Embracing the Infidel

Embracing the Infidel

 

“An El Norte or Grapes of Wrath for the Muslim world–affecting, immediate and well written.”Kirkus Reviews, starred review

“Behzad Yaghmaian’s intimate, horrifyingly vivid account of the plight of Muslim refugees… takes us deep into the souls of the men and women he befriends, following them from the chaotic human bazaar of Istanbul to Sofia, Athens, Paris, and beyond.” —Mother Jones

“A gripping tale of hardship, adventure and yearning, of hopes raised and dashed, and of troubled and sometimes heroic adaptations to refugee camps…. One of many strengths of this book is to show … what strangely mixed motives impel these brave, complicated people. A masterful storyteller, Yaghmaian reveals many layers to the refugees’ personalities and histories, and some to his own.”—The San Francisco Chronicle

 

An eye-opening personal account of an epic human drama, Embracing the Infidel takes us on an astounding journey along a modern-day underground railroad that stretches from Istanbul to Paris.  In this groundbreaking book, Iranian-American Behzad Yaghmaian has done what no other writer has managed to do–as he enters the world of Muslim migrants and tells their extraordinary stories of hope for a new life in the West.

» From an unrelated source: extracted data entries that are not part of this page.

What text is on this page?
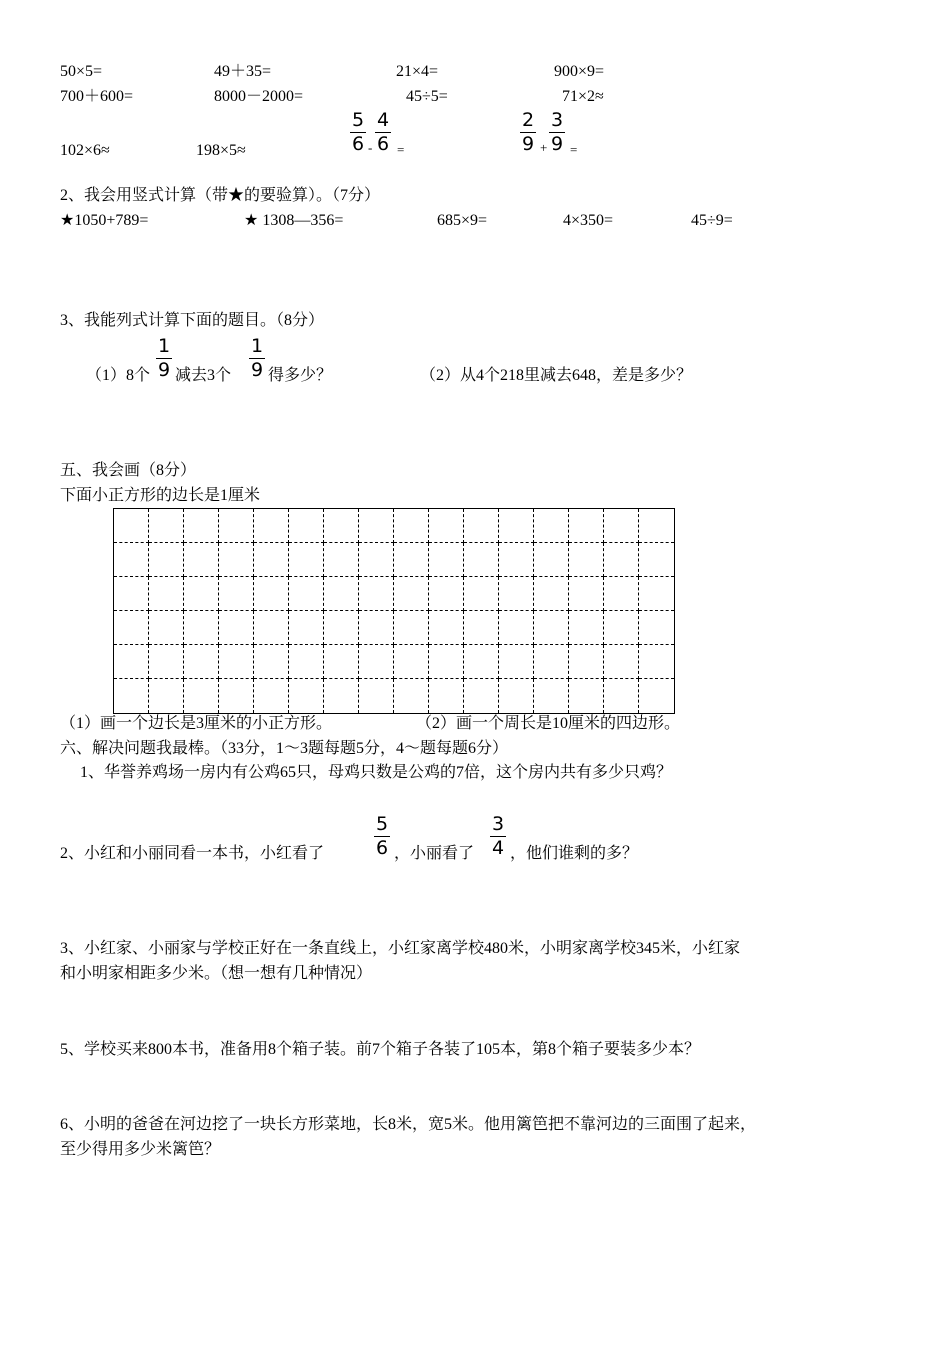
50×5=	49＋35=	21×4=	900×9=
700＋600=	8000－2000=	45÷5=	71×2≈
102×6≈	198×5≈	$\frac{5}{6} - \frac{4}{6}$ =	$\frac{2}{9} + \frac{3}{9}$ =
2、我会用竖式计算（带★的要验算）。（7分）
★1050+789=	★ 1308—356=	685×9=	4×350=	45÷9=
3、我能列式计算下面的题目。（8分）
（1）8个 $\frac{1}{9}$ 减去3个 $\frac{1}{9}$ 得多少？	（2）从4个218里减去648，差是多少？
五、我会画（8分）
下面小正方形的边长是1厘米
（1）画一个边长是3厘米的小正方形。	（2）画一个周长是10厘米的四边形。
六、解决问题我最棒。（33分，1～3题每题5分，4～题每题6分）
1、华誉养鸡场一房内有公鸡65只，母鸡只数是公鸡的7倍，这个房内共有多少只鸡？
2、小红和小丽同看一本书，小红看了	$\frac{5}{6}$ ，小丽看了 $\frac{3}{4}$ ，他们谁剩的多？
3、小红家、小丽家与学校正好在一条直线上，小红家离学校480米，小明家离学校345米，小红家
和小明家相距多少米。（想一想有几种情况）
5、学校买来800本书，准备用8个箱子装。前7个箱子各装了105本，第8个箱子要装多少本？
6、小明的爸爸在河边挖了一块长方形菜地，长8米，宽5米。他用篱笆把不靠河边的三面围了起来，
至少得用多少米篱笆？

In a tent city in Greece, they huddle together. Men and women from Iraq, Sudan, Afghanistan, Iran, and other countries. Most have survived war and brutal imprisonment, political and social persecution. Some have faced each other in battle, and all share a powerful desire for freedom. Behzad Yaghmaian lived among them, listened to their hopes, dreams, and fears–and now he weaves together dozens of their stories of yearning, persecution, and unwavering faith. We meet Uncle Suleiman, an Iraqi veteran of the Iran-Iraq war; once imprisoned by Saddam Hussein, he is now a respected elder of a ramshackle tent city in Athens, offering comfort and community to his fellow travelers…Purya, who fled Iran only to fall into the clutches of human smugglers and survive beatings and torture in Bulgaria…and Shahroukh Khan, an Afghan teenager whose world at home was shattered twice–once by the Taliban and again by American bombs–but whose story turns on a single moment of awakening and love in the courtyard of a Turkish mosque.

A chronicle of husbands separated from wives, children from parents, Embracing the Infidel is a portrait of men and women moving toward a promised land they may never reach–and away from a world to which they cannot return. It is an unforgettable tale of heartbreak and prejudice, courage, heroism, and hope.